Kathy aime le beurre blanc, il arrondit les arômes et accompagne d’une belle manière ce poisson. Nous adorons découvrir la calligraphie de leur écriture, leur doux et mélodieux langage et leur histoire. Nous nous comprenons de mieux en mieux malgré la barrière de la langue (nous échangeons en Anglais).

Papa offre le livre photo de cet été à Kathy. Elle est ravie. La veille, nous avons remis à Kathy et à toute sa famille la photo de famille prise à « Home Bay » l’été dernier.

Dion tout sourire observe et participe à cette soirée à sa manière, en toute discrétion.

Des regards, des rires, des sourires.

Nous plongeons dans cette part d’inconnu, qui le temps d’un soir nous unit mettant en doute toutes nos certitudes.

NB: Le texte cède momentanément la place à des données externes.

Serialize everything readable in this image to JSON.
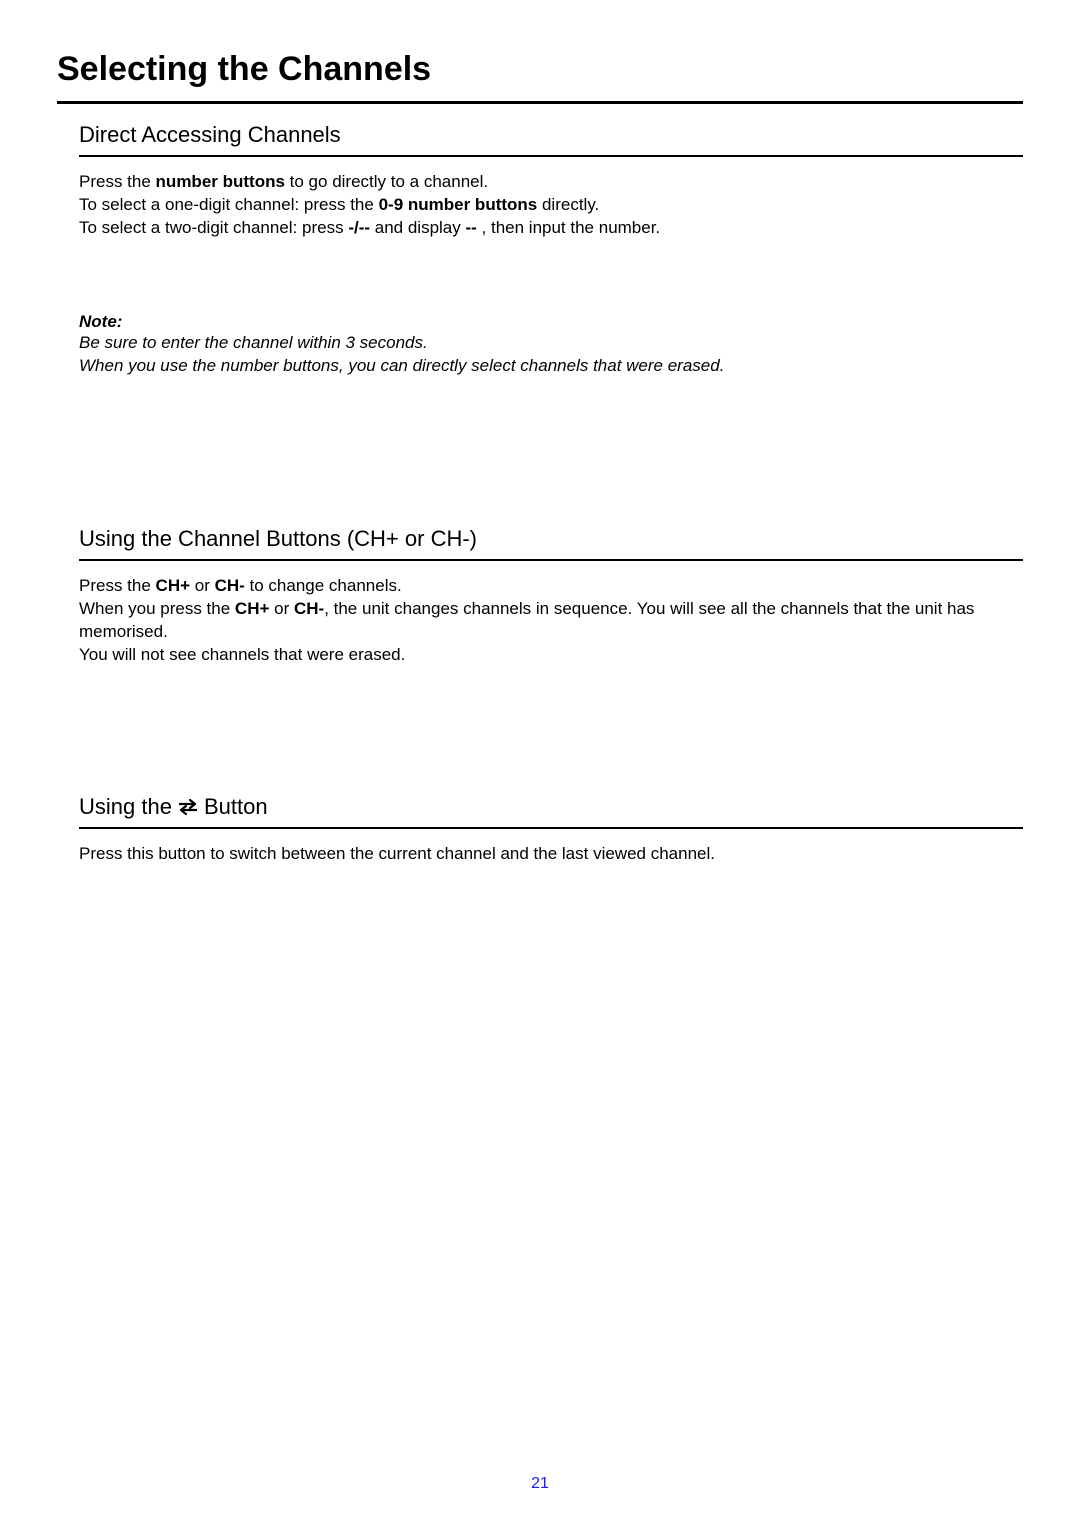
{
  "page": {
    "title": "Selecting the Channels",
    "number": "21"
  },
  "section1": {
    "heading": "Direct Accessing Channels",
    "line1a": "Press the ",
    "line1b": "number buttons",
    "line1c": " to go directly to a channel.",
    "line2a": "To select a one-digit channel: press the ",
    "line2b": "0-9 number buttons",
    "line2c": " directly.",
    "line3a": "To select a two-digit channel: press ",
    "line3b": "-/--",
    "line3c": " and display ",
    "line3d": "--",
    "line3e": " , then input the number.",
    "noteLabel": "Note:",
    "note1": "Be sure to enter the channel within 3 seconds.",
    "note2": "When you use the number buttons, you can directly select channels that were erased."
  },
  "section2": {
    "heading": "Using the Channel Buttons (CH+ or CH-)",
    "line1a": "Press the ",
    "line1b": "CH+",
    "line1c": " or ",
    "line1d": "CH-",
    "line1e": " to change channels.",
    "line2a": "When you press the ",
    "line2b": "CH+",
    "line2c": " or ",
    "line2d": "CH-",
    "line2e": ", the unit changes channels in sequence. You will see all the channels that the unit has memorised.",
    "line3": "You will not see channels that were erased."
  },
  "section3": {
    "headingPre": "Using the ",
    "headingPost": " Button",
    "body": "Press this button to switch between the current channel and the last viewed channel."
  }
}
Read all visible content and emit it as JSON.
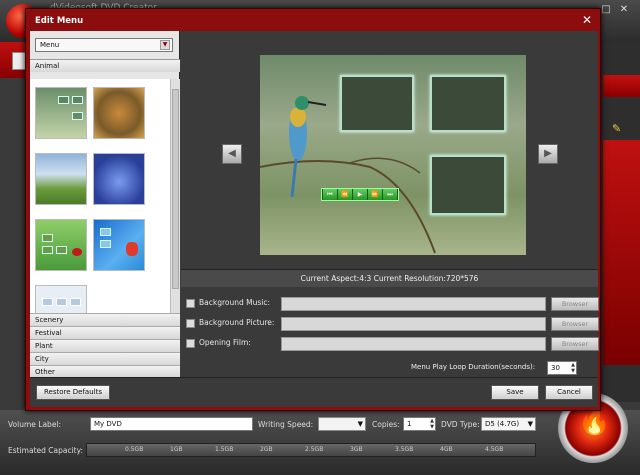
{
  "app": {
    "title": "dVideosoft DVD Creator",
    "minimize": "–",
    "maximize": "□",
    "close": "✕"
  },
  "dialog": {
    "title": "Edit Menu",
    "close": "✕",
    "menu_select": "Menu",
    "categories": [
      "Animal",
      "Scenery",
      "Festival",
      "Plant",
      "City",
      "Other"
    ],
    "info": "Current Aspect:4:3    Current Resolution:720*576",
    "options": {
      "background_music": "Background Music:",
      "background_picture": "Background Picture:",
      "opening_film": "Opening Film:",
      "browse": "Browser"
    },
    "loop_label": "Menu Play Loop Duration(seconds):",
    "loop_value": "30",
    "buttons": {
      "restore": "Restore Defaults",
      "save": "Save",
      "cancel": "Cancel"
    }
  },
  "bottom": {
    "volume_label": "Volume Label:",
    "volume_value": "My DVD",
    "writing_speed": "Writing Speed:",
    "copies": "Copies:",
    "copies_value": "1",
    "dvd_type": "DVD Type:",
    "dvd_type_value": "D5 (4.7G)",
    "estimated_capacity": "Estimated Capacity:",
    "capacity_ticks": [
      "0.5GB",
      "1GB",
      "1.5GB",
      "2GB",
      "2.5GB",
      "3GB",
      "3.5GB",
      "4GB",
      "4.5GB"
    ]
  },
  "icons": {
    "logo": "app-logo-icon",
    "burn": "burn-flame-icon",
    "edit": "edit-pencil-icon"
  }
}
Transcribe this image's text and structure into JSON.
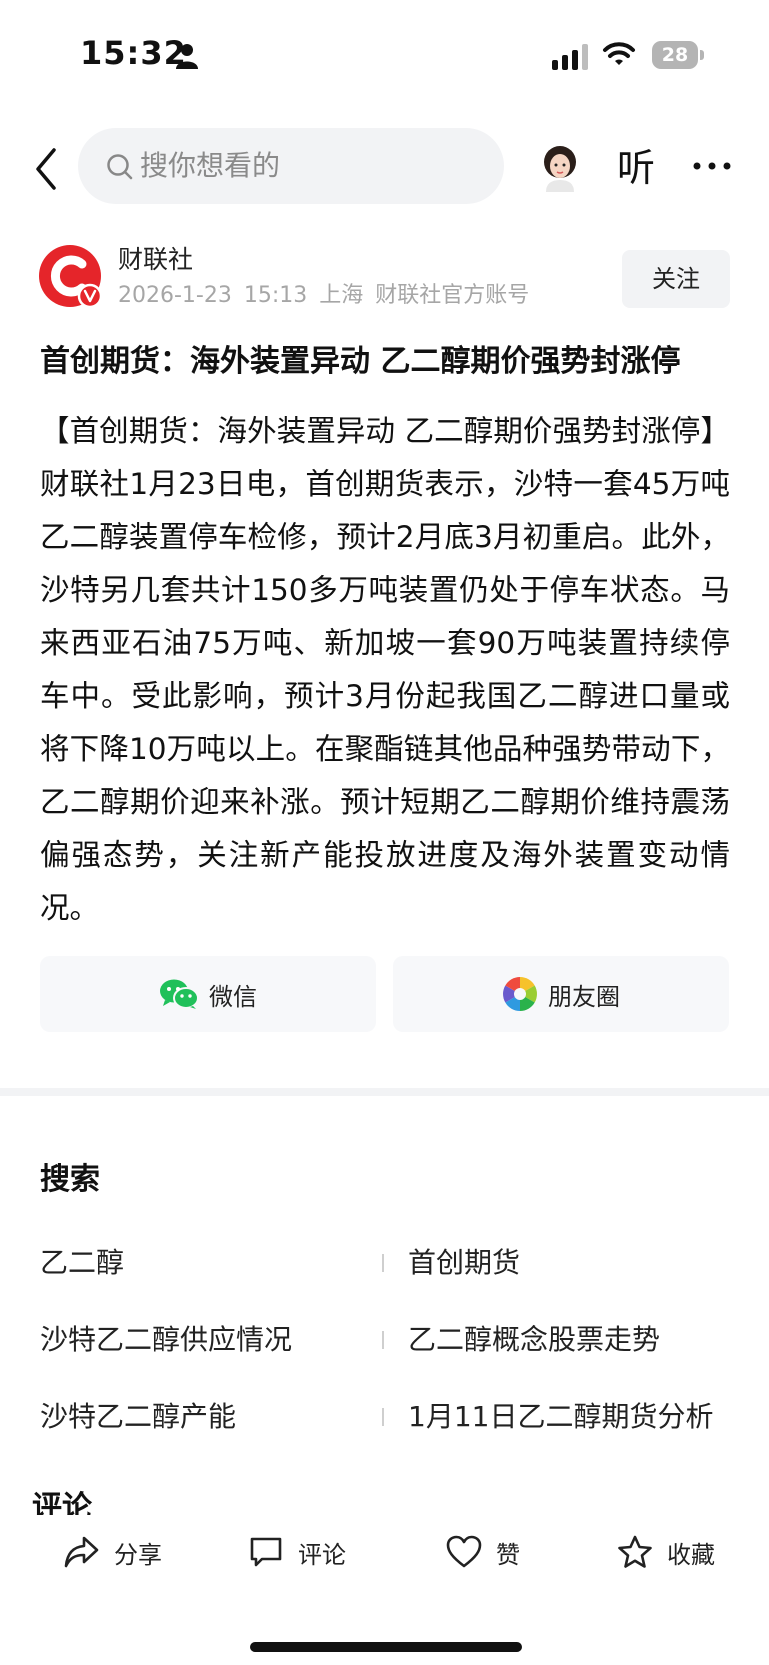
{
  "status_bar": {
    "time": "15:32",
    "battery": "28",
    "battery_level": 0.28
  },
  "nav": {
    "search_placeholder": "搜你想看的",
    "listen_label": "听"
  },
  "author": {
    "name": "财联社",
    "date": "2026-1-23",
    "time": "15:13",
    "location": "上海",
    "account_type": "财联社官方账号",
    "follow_label": "关注"
  },
  "article": {
    "title": "首创期货：海外装置异动 乙二醇期价强势封涨停",
    "body": "【首创期货：海外装置异动 乙二醇期价强势封涨停】财联社1月23日电，首创期货表示，沙特一套45万吨乙二醇装置停车检修，预计2月底3月初重启。此外，沙特另几套共计150多万吨装置仍处于停车状态。马来西亚石油75万吨、新加坡一套90万吨装置持续停车中。受此影响，预计3月份起我国乙二醇进口量或将下降10万吨以上。在聚酯链其他品种强势带动下，乙二醇期价迎来补涨。预计短期乙二醇期价维持震荡偏强态势，关注新产能投放进度及海外装置变动情况。"
  },
  "share": {
    "wechat_label": "微信",
    "moments_label": "朋友圈"
  },
  "search_section": {
    "title": "搜索",
    "keywords": [
      [
        "乙二醇",
        "首创期货"
      ],
      [
        "沙特乙二醇供应情况",
        "乙二醇概念股票走势"
      ],
      [
        "沙特乙二醇产能",
        "1月11日乙二醇期货分析"
      ]
    ]
  },
  "comments_title": "评论",
  "bottom_bar": {
    "share": "分享",
    "comment": "评论",
    "like": "赞",
    "favorite": "收藏"
  },
  "colors": {
    "brand_red": "#e5252a",
    "wechat_green": "#20c05a",
    "text": "#111111",
    "muted": "#a6a6a6"
  }
}
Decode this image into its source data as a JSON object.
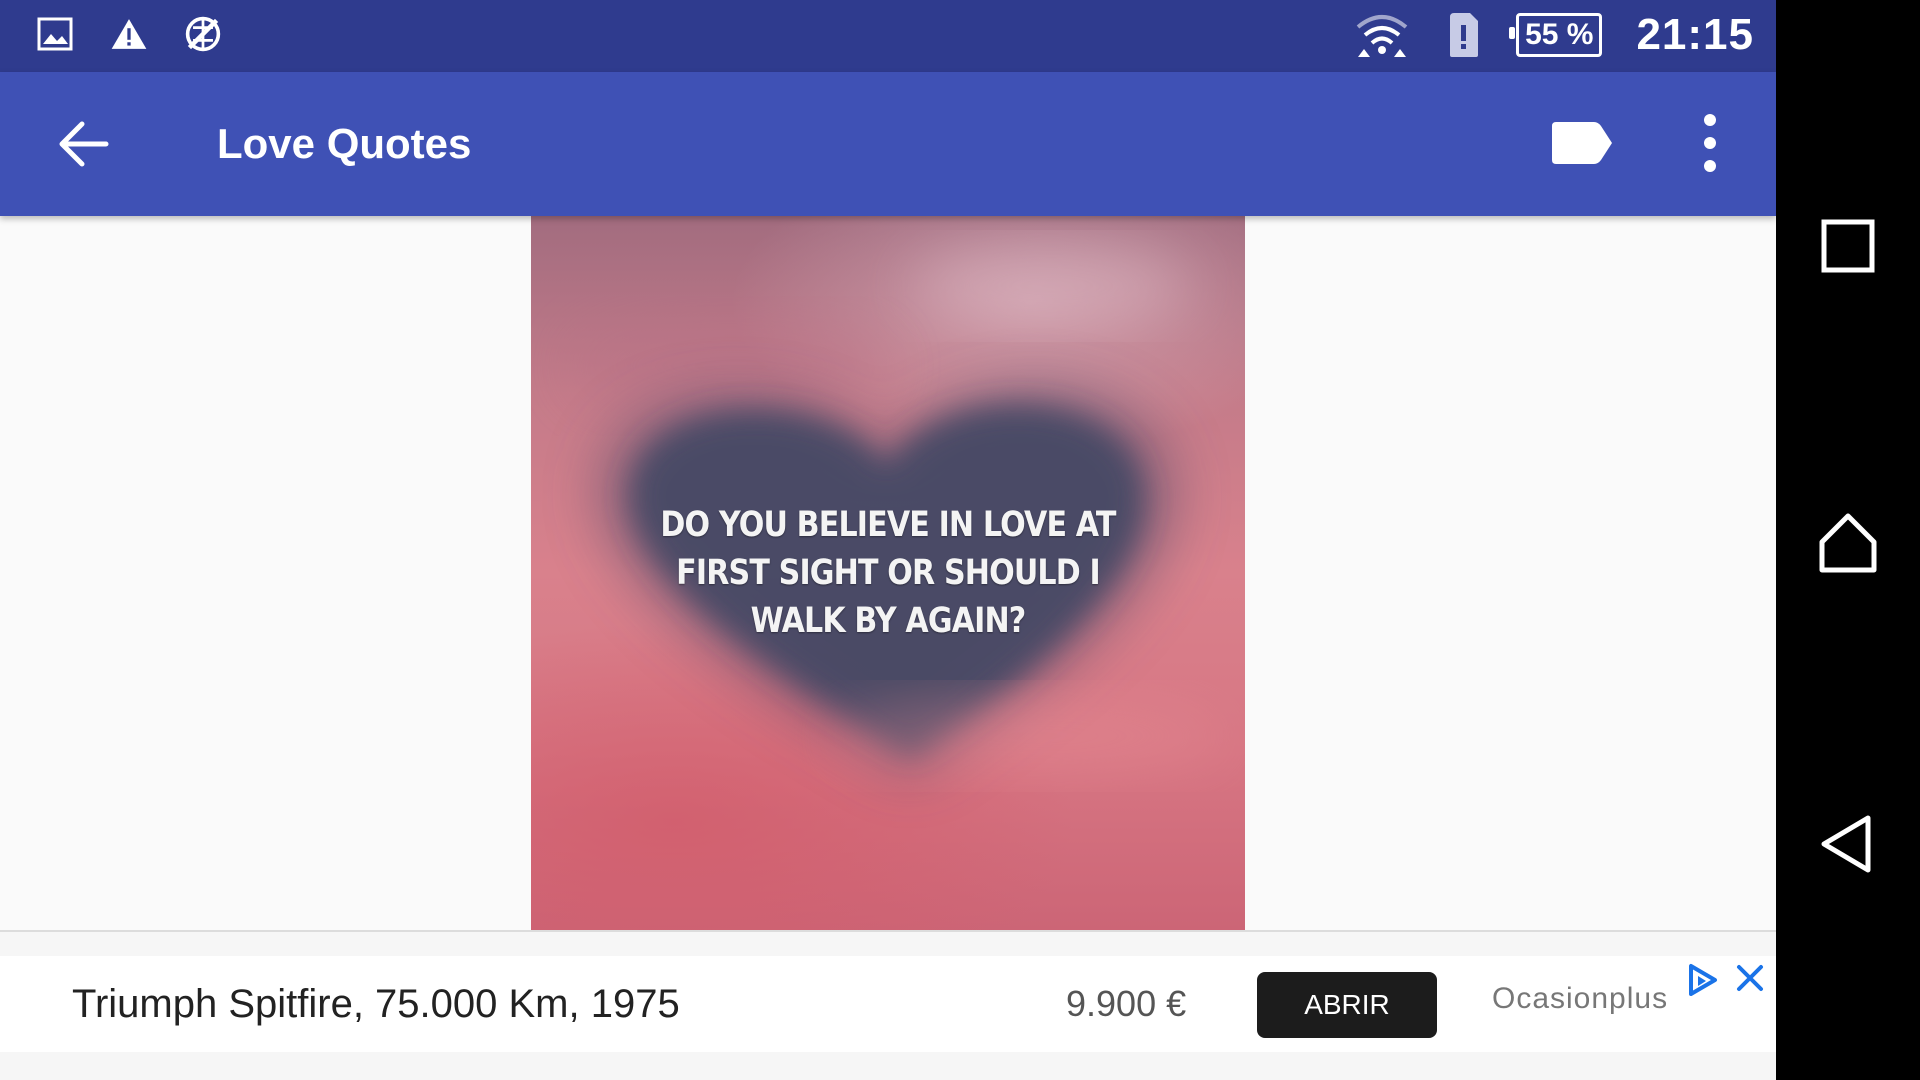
{
  "status_bar": {
    "left_icons": [
      "image-icon",
      "warning-icon",
      "no-sync-icon"
    ],
    "right_icons": [
      "wifi-icon",
      "sim-alert-icon"
    ],
    "battery": "55 %",
    "time": "21:15"
  },
  "app_bar": {
    "title": "Love Quotes",
    "background": "#3f51b5",
    "status_background": "#2f3b8e"
  },
  "quote": {
    "text": "Do you believe in love at first sight or should I walk by again?"
  },
  "ad": {
    "headline": "Triumph Spitfire, 75.000 Km, 1975",
    "price": "9.900 €",
    "cta": "ABRIR",
    "advertiser": "Ocasionplus",
    "accent": "#1a73e8"
  },
  "nav_bar": {
    "buttons": [
      "recents-icon",
      "home-icon",
      "back-icon"
    ]
  }
}
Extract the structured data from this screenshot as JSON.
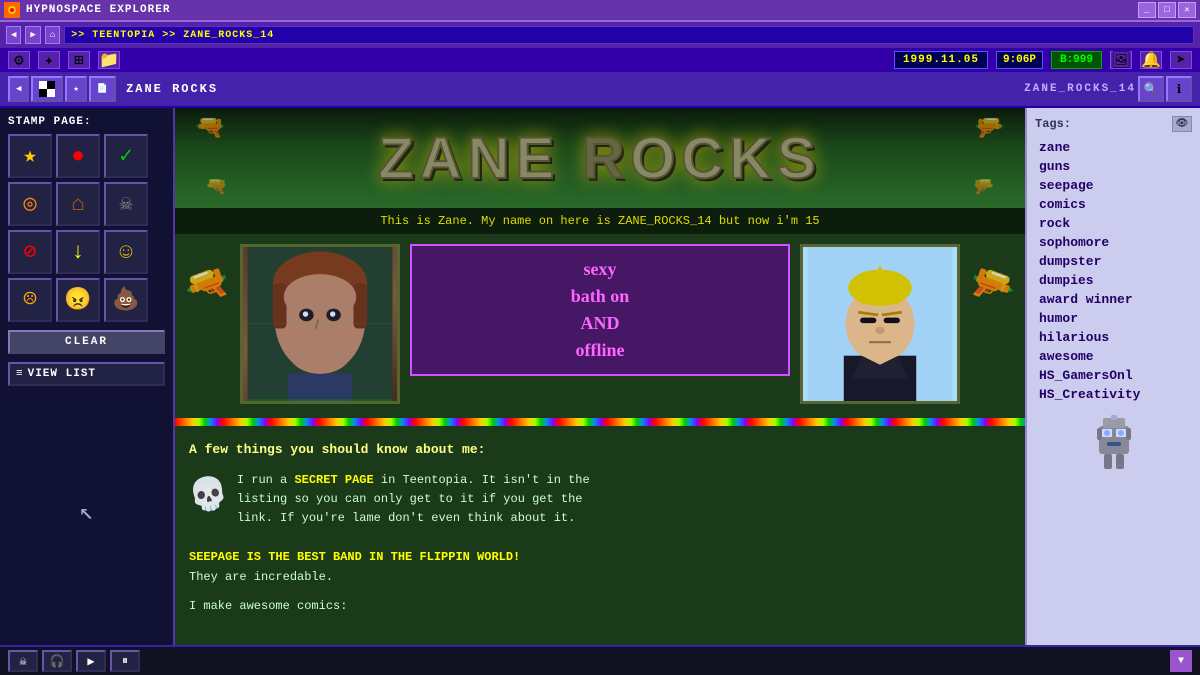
{
  "window": {
    "title": "HYPNOSPACE EXPLORER",
    "address": ">> TEENTOPIA >> ZANE_ROCKS_14"
  },
  "infobar": {
    "date": "1999.11.05",
    "time": "9:06P",
    "credits": "B:999"
  },
  "toolbar": {
    "page_name": "ZANE ROCKS",
    "page_id": "ZANE_ROCKS_14",
    "back_label": "◀",
    "nav_icon": "⌂"
  },
  "stamps": {
    "label": "STAMP PAGE:",
    "items": [
      {
        "symbol": "★",
        "color": "#ffcc00"
      },
      {
        "symbol": "●",
        "color": "#ff0000"
      },
      {
        "symbol": "✓",
        "color": "#00aa00"
      },
      {
        "symbol": "◎",
        "color": "#ff8800"
      },
      {
        "symbol": "⌂",
        "color": "#aa6600"
      },
      {
        "symbol": "☠",
        "color": "#888888"
      },
      {
        "symbol": "⊘",
        "color": "#ff0000"
      },
      {
        "symbol": "↓",
        "color": "#ffff00"
      },
      {
        "symbol": "☺",
        "color": "#ffcc00"
      },
      {
        "symbol": "☹",
        "color": "#ffaa00"
      },
      {
        "symbol": "☻",
        "color": "#ffaa00"
      },
      {
        "symbol": "💩",
        "color": "#aa6600"
      }
    ],
    "clear_label": "CLEAR",
    "view_list_label": "VIEW LIST"
  },
  "page": {
    "banner_title": "ZANE ROCKS",
    "intro_text": "This is Zane. My name on here is ZANE_ROCKS_14 but now i'm 15",
    "sexy_text": "sexy\nbath on\nAND\noffline",
    "bio_heading": "A few things you should know about me:",
    "bio_paragraphs": [
      "I run a SECRET PAGE in Teentopia. It isn't in the listing so you can only get to it if you get the link. If you're lame don't even think about it.",
      "SEEPAGE IS THE BEST BAND IN THE FLIPPIN WORLD! They are incredable.",
      "I make awesome comics:"
    ]
  },
  "tags": {
    "header": "Tags:",
    "items": [
      "zane",
      "guns",
      "seepage",
      "comics",
      "rock",
      "sophomore",
      "dumpster",
      "dumpies",
      "award winner",
      "humor",
      "hilarious",
      "awesome",
      "HS_GamersOnl",
      "HS_Creativity"
    ]
  },
  "bottom": {
    "skull_icon": "☠",
    "headphone_icon": "🎧",
    "play_icon": "▶",
    "pause_icon": "⏸"
  }
}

Nous perçons la glace et nous nous réchauffons par un bon repas et de la chaleur humaine. Nous en avons besoin pour survivre ici.

L’Homme dans cet espace prend une part prédominante. Il nous guide vers le respect de la nature et de l’autre. Des gestes, des attitudes, une psychologie, une culture très différente. Le cheminement pour comprendre l’autre nous rassemble, nous unit malgré nos différences.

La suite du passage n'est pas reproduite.